Queensland 5 for 298 (Bryant 88*, Heazlett 54, Clayton 52, Tremain 3-46) beat New South Wales 8 for 165 (Hughes 43, B Edwards 3-30) by 31 runs (DLS method)

Queensland kept their Marsh Cup campaign alive by defeating New South Wales by 31 runs via the DLS method in their rain-affected one-day clash at North Sydney Oval.

Queensland had blasted 5 for 298 from 43.2 overs, with Max Bryant making 88 off 53 balls, when lightning and rain brought a premature close to their innings on Sunday

The home side’s original DLS target following the first 80-minute delay was 329, before further showers halted play for a further 80 minutes with NSW 2 for 75 after 11.3 overs.

The target was revised to 225 off 24 overs and the new asking rate of 150 from the next 75 balls proved well beyond the home side when a third downpour ended proceedings permanently.

Kurtis Patterson and Matthew Gilkes both holed out to pull shots prior to the second delay as Queensland asserted their dominance early in the chase.

In-form Daniel Hughes, who had amassed three tons from his previous four competition knocks, was scratchy early before finding his best form after play resumed.

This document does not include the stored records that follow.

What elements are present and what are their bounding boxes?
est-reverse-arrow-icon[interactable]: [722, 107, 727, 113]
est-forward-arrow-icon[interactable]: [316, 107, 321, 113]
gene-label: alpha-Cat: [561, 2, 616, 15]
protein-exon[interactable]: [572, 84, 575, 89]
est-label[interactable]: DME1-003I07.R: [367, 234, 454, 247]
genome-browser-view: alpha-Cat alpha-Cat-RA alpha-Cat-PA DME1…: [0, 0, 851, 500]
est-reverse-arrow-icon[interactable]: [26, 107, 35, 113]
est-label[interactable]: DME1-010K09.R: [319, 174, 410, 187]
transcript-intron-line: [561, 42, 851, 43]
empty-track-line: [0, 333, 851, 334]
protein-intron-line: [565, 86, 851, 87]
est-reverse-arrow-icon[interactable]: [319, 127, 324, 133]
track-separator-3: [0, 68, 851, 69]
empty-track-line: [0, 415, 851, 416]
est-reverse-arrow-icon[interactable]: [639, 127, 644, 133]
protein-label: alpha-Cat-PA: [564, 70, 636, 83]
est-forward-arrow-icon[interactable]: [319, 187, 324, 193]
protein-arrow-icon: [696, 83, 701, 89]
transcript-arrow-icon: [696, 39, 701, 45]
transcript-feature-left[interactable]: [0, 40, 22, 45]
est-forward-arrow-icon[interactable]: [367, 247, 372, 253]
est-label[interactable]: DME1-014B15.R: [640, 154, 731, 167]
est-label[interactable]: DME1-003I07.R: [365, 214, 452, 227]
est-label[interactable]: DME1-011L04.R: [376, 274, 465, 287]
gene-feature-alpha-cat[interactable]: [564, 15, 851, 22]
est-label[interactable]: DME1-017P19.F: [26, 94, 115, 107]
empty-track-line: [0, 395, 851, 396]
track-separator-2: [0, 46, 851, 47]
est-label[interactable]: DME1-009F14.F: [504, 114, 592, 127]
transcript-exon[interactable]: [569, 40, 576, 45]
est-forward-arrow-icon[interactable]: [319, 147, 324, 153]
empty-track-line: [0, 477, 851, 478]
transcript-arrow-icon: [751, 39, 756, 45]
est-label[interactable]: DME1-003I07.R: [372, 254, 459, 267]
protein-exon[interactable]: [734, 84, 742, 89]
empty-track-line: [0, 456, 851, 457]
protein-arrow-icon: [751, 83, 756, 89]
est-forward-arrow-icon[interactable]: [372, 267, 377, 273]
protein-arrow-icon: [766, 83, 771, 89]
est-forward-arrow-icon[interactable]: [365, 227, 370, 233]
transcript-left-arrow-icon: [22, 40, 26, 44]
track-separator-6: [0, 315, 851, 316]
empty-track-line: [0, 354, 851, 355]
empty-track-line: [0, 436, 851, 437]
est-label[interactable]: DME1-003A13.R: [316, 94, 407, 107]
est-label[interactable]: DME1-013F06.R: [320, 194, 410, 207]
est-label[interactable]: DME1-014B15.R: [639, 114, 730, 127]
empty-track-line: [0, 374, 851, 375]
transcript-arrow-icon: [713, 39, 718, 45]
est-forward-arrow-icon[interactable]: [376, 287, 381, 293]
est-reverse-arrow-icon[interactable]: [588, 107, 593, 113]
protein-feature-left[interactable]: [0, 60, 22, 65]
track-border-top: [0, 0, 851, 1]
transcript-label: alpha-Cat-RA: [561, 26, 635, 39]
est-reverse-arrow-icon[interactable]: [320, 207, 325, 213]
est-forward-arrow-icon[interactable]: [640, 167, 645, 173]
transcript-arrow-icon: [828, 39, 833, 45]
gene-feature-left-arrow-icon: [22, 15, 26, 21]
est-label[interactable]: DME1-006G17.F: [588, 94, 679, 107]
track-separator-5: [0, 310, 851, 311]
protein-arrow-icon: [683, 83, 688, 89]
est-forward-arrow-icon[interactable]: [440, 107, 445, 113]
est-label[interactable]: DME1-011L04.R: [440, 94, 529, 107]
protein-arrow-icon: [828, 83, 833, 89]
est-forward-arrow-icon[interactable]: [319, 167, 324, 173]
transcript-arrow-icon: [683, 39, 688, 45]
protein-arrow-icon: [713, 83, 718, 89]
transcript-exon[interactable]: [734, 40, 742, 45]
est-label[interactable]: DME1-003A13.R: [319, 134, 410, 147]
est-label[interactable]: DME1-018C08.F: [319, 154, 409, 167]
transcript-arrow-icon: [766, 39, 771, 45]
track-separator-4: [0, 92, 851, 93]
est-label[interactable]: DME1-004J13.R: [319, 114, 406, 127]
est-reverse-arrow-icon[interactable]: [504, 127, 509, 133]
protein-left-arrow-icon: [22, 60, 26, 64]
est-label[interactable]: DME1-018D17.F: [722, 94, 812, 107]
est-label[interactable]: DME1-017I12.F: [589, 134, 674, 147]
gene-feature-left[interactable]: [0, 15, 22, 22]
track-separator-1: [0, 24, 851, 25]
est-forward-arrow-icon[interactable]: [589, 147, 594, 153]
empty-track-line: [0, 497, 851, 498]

Hughes looked the Blues’ best hope of pulling off a miracle, top-scoring with 43.

But when he was run out in the 16th over via a direct hit from Sam Truloff, just one ball after Moises Henriques skied a catch to Max Bryant, the home side’s hopes went out the door.

The first rain delay denied the blazing Bryant the opportunity to notch a maiden ton, but he revelled in the victory nonetheless.

“It’s always good to play at North Sydney as a batter,” Bryant said. “It’s pretty small so you have to go 100 percent hard or nothing. You don’t really have those in-between shots where you get caught on the boundary.

“I’m not going to go down without a fight – it’s the Queensland way. Getting a win against NSW is always special.”

After the early loss of Bryce Street to a contentious lbw decision, fellow opener Sam Heazlett and first-gamer Jack Clayton impressed before Bryant ripped the match away from NSW.

He hit five sixes in his swashbuckling knock, dominating a 122-run sixth-wicket stand with captain Jimmy Peirson, which came from just 12.1 overs and put Queensland right on top.

The result meant Queensland leapfrogged NSW and Victoria to rise to fourth spot on the points table.